Marina Abramović Is Now Present In London

3 minute read

Three bare rooms filled by visitors assuming positions as instructed by the artist may not sound like a box office draw, but Marina Abramović’s newest show in London is already drawing huge crowds, the BBC reports.

“512 Hours,” which opened Wednesday in the Serpentine Gallery in Hyde Park, London, is named after the number of hours the performance artist will spend with her visitors while the exhibit is on view. It’s Abramović’s first performance art show since “The Artist is Present,” which drew over half a million visitors to the Museum of Modern Art in New York in 2010. Then, Abramović sat speechless and motionless in a chair while visitors took turns to sit opposite her; now, the artist intends to connect with them both emotionally and physically.

“I honestly don’t know; I don’t have a plan. That is the point,” she told the New York Times, talking about her vision for the show. “The idea is that the public are my material, and I am theirs. I will open the gallery myself in the morning and close it at 6 p.m. with my key. I want to understand how I can be in the present moment, be with the public.”
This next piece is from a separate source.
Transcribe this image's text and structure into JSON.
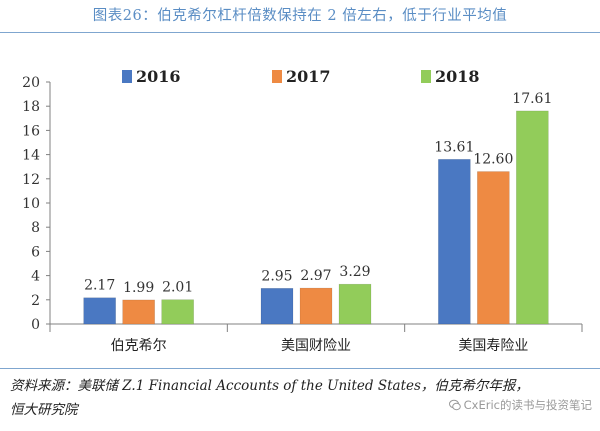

According to the BBC, Abramović whispered to one of the visitors to “take in the silence” and “just be present.” Another visitor said the artist drew some to tears, and a third compared the show to “a very beautiful party where nobody talks.” One attendee equated the exhibit with a religious experience, the BBC said.

The show will be open through Aug. 25. There is no entrance fee, the BBC reports, but the gallery has implemented a “one in-one out” admission policy, allowing no more than 160 visitors at a time.

The Serbia-born artist’s new piece has already drawn some controversy, as several historians and curators have asked the Serpentine Gallery why Abramović’s show does not recognize the influence of another artist who deals with the concept of “nothing” in her work—New York-based Mary Ellen Carroll. But Abramović told The New York Times that she thinks it would be difficult for any artist to “claim nothing.”

“I think it’s a misunderstanding anyway,” she said in the interview. “It’s not that I’m doing nothing, quite the opposite. It’s just that there is nothing except people in the space. But now we are getting letters every day from people who did nothing first. It seems to have become something.”